The Duke Of Burgundy Capsule Review [TIFF 2014] EDITOR’S NOTE: This is a capsule review. The full review will be released once the film hits theatres.

If you judge parody by its commitment to the bit, then The Duke of Burgundy is the Andy Kaufman of euro-lesbian erotic experimental films. Characters stroll through the woods at night carrying candelabras and wearing nightgowns, while teasing harpsichord plays in the background; a love affair between two women becomes an opulent pas de deux of lust and power; insect and nature motifs are persistent to the point of confrontational, as dream and reality seem to intersect at random.

The Duke of Burgundy is role-playing one kind of film, but it’s something else entirely. That’s the point. It’s mighty convincing as an erotic thriller to start, with the dom-sub relationship between Cynthia (Sidse Babett Knudsen) and Evelyn (Chiara D’Anna) playing out like some gorgeously rendered schoolboy fantasy. But it’s not long before human realities start to show through in the surreal world that writer-director Peter Strickland has built. The film never breaks character formally, as Strickland constructs each frame for maximum sensuality. Yet, beneath all the artifice and absurdity of the matriarchal community Cynthia and Evelyn occupy lie the same relationship woes any average couple will face.

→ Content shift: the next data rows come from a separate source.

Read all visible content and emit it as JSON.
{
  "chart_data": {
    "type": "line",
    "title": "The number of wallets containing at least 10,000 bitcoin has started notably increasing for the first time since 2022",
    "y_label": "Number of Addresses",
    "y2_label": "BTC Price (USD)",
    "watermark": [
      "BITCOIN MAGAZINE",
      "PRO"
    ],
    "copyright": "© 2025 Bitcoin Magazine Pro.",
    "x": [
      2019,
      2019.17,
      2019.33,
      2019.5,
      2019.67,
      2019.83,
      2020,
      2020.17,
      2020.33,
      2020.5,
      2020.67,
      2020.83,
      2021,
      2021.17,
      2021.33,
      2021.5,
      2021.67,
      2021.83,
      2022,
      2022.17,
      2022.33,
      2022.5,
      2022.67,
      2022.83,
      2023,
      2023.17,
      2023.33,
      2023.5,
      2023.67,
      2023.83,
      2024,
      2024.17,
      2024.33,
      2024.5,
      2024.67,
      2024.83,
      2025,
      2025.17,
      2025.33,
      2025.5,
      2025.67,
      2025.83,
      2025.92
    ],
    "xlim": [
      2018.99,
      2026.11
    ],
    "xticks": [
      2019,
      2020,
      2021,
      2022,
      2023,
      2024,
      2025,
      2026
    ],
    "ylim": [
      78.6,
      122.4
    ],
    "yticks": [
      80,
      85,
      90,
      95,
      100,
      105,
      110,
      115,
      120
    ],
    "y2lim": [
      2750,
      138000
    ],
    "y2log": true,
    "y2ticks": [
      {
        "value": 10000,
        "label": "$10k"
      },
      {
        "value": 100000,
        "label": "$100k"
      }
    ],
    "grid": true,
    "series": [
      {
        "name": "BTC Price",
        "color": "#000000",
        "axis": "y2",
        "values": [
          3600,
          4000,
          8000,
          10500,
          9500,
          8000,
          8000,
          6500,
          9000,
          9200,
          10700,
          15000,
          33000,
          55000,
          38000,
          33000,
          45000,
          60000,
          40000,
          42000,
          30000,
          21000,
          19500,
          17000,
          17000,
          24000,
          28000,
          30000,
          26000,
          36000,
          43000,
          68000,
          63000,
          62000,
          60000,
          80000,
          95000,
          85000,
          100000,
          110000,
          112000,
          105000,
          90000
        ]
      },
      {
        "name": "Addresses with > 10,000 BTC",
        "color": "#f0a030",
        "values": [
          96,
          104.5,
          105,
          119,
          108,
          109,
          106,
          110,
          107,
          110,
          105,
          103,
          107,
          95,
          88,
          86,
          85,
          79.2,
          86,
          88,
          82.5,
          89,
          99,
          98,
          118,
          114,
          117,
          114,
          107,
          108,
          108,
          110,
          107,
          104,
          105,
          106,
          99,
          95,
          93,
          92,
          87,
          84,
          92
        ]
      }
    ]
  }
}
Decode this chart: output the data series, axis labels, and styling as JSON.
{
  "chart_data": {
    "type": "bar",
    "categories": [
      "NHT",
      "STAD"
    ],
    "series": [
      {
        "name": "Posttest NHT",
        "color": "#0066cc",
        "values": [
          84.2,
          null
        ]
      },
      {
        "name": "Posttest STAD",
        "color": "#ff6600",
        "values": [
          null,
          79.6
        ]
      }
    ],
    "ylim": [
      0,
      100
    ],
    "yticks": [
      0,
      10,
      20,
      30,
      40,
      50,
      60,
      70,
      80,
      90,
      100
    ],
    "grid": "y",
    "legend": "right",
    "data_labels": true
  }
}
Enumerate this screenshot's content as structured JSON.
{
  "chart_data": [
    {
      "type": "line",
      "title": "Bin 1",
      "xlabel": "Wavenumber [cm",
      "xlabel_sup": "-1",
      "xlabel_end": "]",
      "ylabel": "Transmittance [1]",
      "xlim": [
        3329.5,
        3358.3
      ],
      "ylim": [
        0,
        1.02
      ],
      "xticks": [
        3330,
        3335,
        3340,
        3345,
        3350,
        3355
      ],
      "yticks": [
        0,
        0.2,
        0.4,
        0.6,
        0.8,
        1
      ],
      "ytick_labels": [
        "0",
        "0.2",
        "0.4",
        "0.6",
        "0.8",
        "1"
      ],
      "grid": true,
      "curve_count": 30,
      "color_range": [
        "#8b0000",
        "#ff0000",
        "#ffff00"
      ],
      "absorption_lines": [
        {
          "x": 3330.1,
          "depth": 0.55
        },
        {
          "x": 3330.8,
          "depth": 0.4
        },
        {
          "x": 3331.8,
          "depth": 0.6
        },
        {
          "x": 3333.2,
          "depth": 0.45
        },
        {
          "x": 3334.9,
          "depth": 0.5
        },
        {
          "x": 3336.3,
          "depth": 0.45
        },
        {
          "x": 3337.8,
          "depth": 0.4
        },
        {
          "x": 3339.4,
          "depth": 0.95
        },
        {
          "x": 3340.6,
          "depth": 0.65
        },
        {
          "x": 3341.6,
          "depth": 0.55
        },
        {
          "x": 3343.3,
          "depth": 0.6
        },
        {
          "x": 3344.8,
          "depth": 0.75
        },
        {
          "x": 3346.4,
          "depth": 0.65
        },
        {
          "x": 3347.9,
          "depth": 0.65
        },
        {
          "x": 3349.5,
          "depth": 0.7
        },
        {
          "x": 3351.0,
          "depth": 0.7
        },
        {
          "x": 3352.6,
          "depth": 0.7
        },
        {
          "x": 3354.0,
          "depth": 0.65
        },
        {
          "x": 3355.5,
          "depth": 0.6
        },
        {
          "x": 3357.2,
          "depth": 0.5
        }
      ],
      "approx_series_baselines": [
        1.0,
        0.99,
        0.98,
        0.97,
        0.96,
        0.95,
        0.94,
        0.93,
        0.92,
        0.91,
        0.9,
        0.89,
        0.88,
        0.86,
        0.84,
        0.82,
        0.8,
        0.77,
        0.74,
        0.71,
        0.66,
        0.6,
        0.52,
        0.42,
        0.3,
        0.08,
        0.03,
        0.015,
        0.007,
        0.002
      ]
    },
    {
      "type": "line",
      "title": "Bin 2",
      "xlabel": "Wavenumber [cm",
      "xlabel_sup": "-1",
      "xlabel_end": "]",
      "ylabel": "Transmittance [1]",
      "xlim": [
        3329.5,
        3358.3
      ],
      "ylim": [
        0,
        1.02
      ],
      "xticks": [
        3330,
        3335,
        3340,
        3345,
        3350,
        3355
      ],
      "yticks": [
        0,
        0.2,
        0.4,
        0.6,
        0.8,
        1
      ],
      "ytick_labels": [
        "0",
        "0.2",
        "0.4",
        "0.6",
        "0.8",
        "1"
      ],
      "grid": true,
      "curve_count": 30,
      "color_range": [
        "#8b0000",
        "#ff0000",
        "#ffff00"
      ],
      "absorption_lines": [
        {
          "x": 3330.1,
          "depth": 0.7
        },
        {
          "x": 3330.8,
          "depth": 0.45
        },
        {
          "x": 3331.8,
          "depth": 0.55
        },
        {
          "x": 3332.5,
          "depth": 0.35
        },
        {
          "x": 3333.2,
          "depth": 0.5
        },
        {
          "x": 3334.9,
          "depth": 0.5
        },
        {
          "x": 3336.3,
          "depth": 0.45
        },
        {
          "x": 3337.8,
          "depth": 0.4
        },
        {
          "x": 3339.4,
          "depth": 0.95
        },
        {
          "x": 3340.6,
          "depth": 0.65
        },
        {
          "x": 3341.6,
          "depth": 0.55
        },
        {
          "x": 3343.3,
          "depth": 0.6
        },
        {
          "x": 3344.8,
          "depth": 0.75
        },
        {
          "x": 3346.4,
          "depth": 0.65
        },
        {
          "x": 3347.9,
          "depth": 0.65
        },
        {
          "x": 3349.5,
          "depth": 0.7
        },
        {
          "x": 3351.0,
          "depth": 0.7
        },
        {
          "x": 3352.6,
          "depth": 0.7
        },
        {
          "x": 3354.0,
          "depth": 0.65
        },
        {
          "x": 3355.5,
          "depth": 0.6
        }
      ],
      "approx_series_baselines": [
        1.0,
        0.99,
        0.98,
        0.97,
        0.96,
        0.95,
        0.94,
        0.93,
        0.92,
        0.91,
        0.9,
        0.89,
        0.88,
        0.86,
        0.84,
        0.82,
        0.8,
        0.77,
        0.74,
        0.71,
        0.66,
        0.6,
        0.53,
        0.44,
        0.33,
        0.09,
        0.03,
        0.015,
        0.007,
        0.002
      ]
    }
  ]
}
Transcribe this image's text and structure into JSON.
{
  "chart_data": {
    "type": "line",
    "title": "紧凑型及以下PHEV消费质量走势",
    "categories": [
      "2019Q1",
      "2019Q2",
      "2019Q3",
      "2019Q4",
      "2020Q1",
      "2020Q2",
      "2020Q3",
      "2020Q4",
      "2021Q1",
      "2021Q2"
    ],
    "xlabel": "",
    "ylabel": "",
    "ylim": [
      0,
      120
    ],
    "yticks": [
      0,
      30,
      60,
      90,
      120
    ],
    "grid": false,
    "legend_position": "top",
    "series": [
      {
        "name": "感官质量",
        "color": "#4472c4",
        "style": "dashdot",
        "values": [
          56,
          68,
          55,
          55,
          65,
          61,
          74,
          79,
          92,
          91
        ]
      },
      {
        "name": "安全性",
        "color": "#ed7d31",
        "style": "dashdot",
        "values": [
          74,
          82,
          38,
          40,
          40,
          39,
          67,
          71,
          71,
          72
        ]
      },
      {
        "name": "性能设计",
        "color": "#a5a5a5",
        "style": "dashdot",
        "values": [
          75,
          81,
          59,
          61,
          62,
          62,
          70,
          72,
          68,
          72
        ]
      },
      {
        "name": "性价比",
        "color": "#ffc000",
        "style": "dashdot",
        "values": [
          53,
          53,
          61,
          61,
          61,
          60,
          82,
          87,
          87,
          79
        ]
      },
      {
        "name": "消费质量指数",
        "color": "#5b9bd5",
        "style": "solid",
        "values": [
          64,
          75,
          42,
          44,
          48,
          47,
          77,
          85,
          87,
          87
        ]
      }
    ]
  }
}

Recalling this year’s similarly beguiling Under the Skin, The Duke of Burgundy is a simple story that’s told as a visual brainteaser. Strickland is more than willing to deconstruct and satirize the rather specific genre he’s mirroring so well, and as a result, The Duke of Burgundy proves exceptionally funny once the real dynamic of Cynthia and Evelyn’s living arrangement is revealed. But what puts The Duke of Burgundy over the top is how it can have its titillating cake, and eat it too by always relating the sexcapades back to a believable partnership. Cynthia and Evelyn are always performing for each other, not an audience, and it’s what makes The Duke of Burgundy such a uniquely pleasurable blend of risqué drama, vampy comedy, and heartbreaking romance.